The lesson from East Asia is sobering. Once demographic decline becomes structural rather than cyclical, reversal becomes extraordinarily difficult. Therefore, timing matters far more than the spending.
India enters the picture quietly but clearly
What China, Japan, and South Korea have been grappling with for years, India is now beginning to enter the demographic conversations. According to the recent data, India’s total fertility rate has slipped below the replacement level of 2.1. It marks a significant shift for a country long associated with population growth. At the same time, the average age of marriage and first childbirth is rising steadily, particularly in urban and semi-urban areas.
In India’s major cities, East Asian patterns are beginning to appear. Young couples are postponing marriage, prioritising education and careers, and increasingly opting for smaller families or none at all. High housing costs, competitive job markets, and the growing necessity of dual-income households are reshaping traditional family timelines.
This does not yet amount to a demographic crisis. India still has a relatively young population and a sizeable working-age base. However, it is no longer insulated from the forces driving fertility decline elsewhere. The early signs suggest that without timely course correction, India could find itself confronting the same challenges now haunting East Asia.

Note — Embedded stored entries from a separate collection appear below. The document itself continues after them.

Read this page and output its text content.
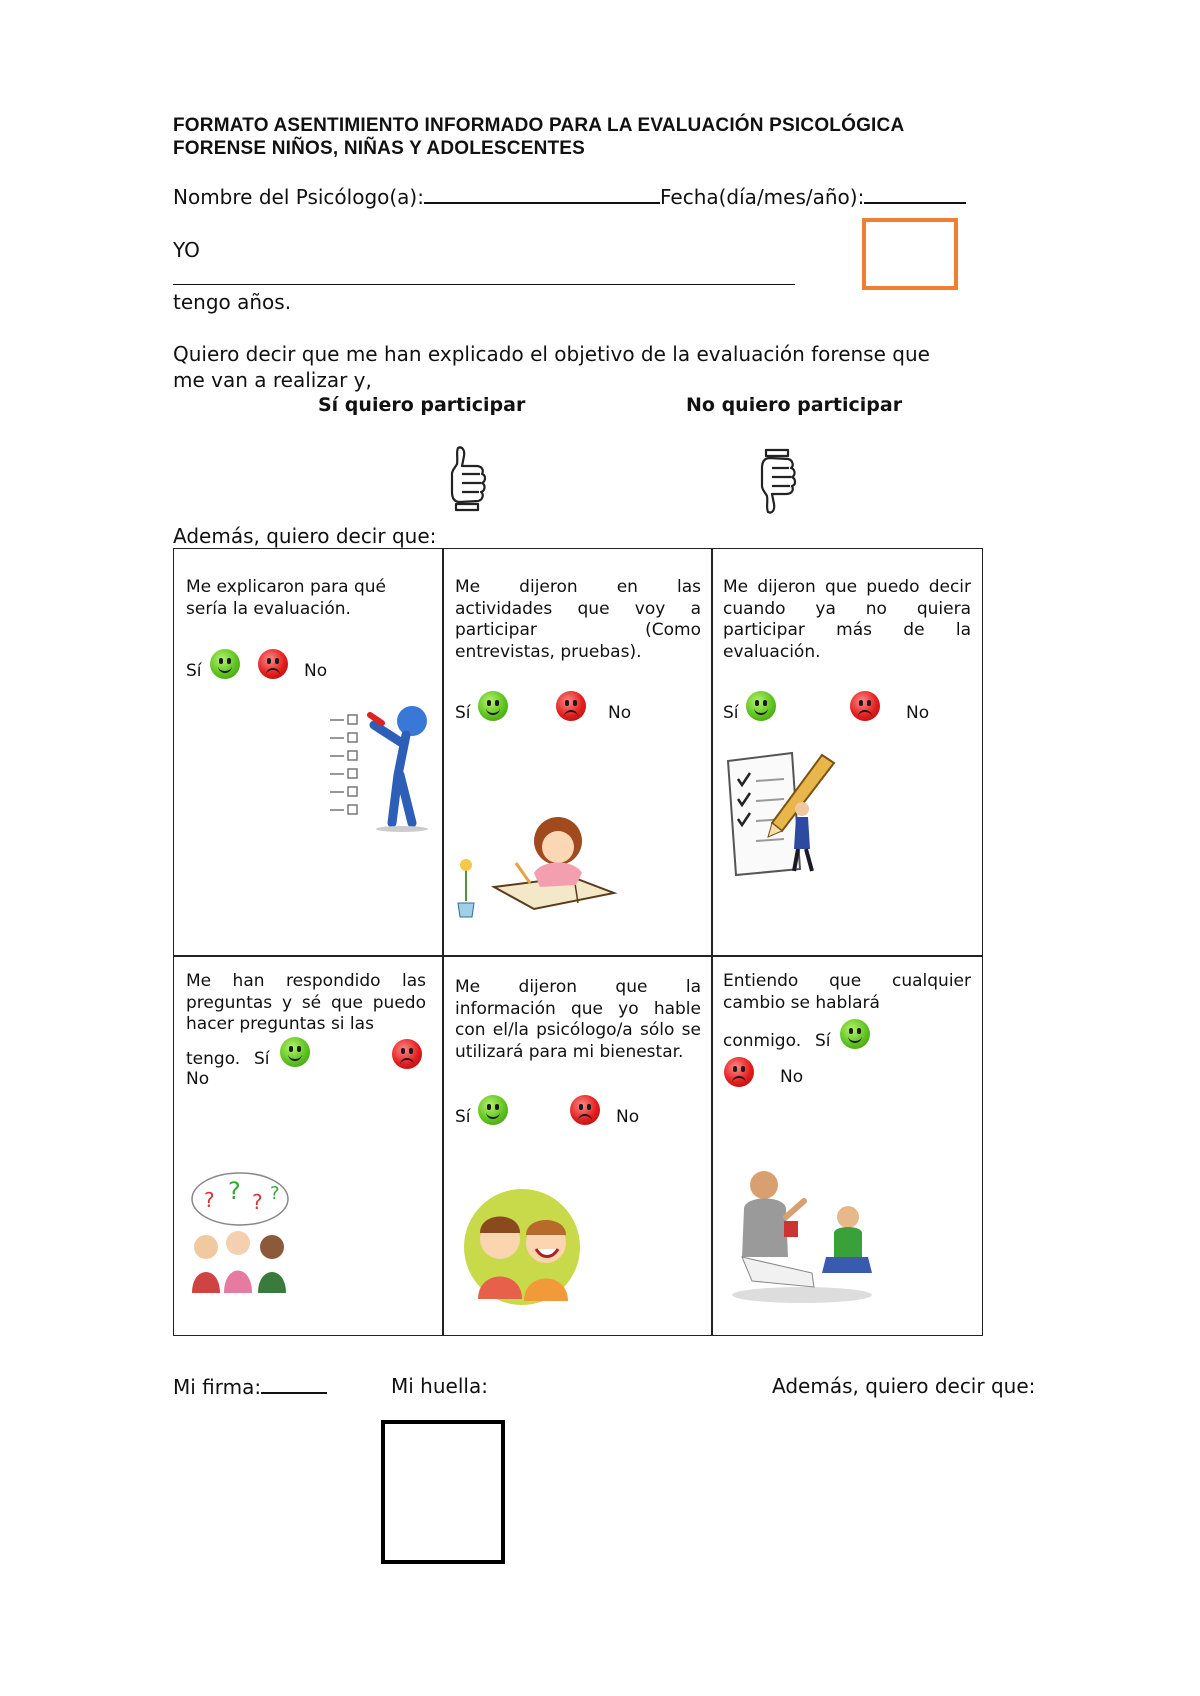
FORMATO ASENTIMIENTO INFORMADO PARA LA EVALUACIÓN PSICOLÓGICA
FORENSE NIÑOS, NIÑAS Y ADOLESCENTES
Nombre del Psicólogo(a):	Fecha(día/mes/año):
YO
tengo años.
Quiero decir que me han explicado el objetivo de la evaluación forense que
me van a realizar y,
Sí quiero participar	No quiero participar
Además, quiero decir que:
Me explicaron para qué sería la evaluación.
Sí	No
Me dijeron en las actividades que voy a participar (Como entrevistas, pruebas).
Sí	No
Me dijeron que puedo decir cuando ya no quiera participar más de la evaluación.
Sí	No
Me han respondido las preguntas y sé que puedo hacer preguntas si las
tengo. Sí
No
? ? ? ?
Me dijeron que la información que yo hable con el/la psicólogo/a sólo se utilizará para mi bienestar.
Sí	No
Entiendo que cualquier cambio se hablará
conmigo. Sí
No
Mi firma:	Mi huella:	Además, quiero decir que:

The cost of not having children for India
India’s demographic story has long been framed as an advantage, with a young population and a large workforce driving growth. However, as fertility rates fall and family sizes shrink, that advantage risks gradually turning into a liability. A sustained decline in births would mean a smaller working-age population in the decades ahead, even as the number of elderly citizens continues to rise. This shift carries clear economic implications. Fewer workers will be required to support a larger dependent population, placing pressure on public finances, pension systems, and healthcare infrastructure.
The demographic dividend that once fuelled growth could slowly give way to demographic drag, in which productivity slows, and fiscal burdens increase. Beyond economics, an ageing society also faces social challenges, including changing family structures and an increased demand for care and support systems. These outcomes are not immediate or catastrophic, but they are cumulative. Left unaddressed, they can reshape growth trajectories and strain institutions over time.
Conclusion: Between Two Costs, a Narrow Window
There is no simple choice in the population debate. For families, having children has become increasingly expensive, uncertain, and emotionally demanding. For nations, however, not having enough children carries its own long-term costs, like economic, social, and structural ones. The challenge lies in navigating this tension without coercion or denial.
China’s experience shows what happens when demographic correction comes too late, after social habits have already hardened. India can still learn from those models, but the time for slow, careful action is running out. The decisions taken today will determine whether future generations inherit demographic balance or demographic strain.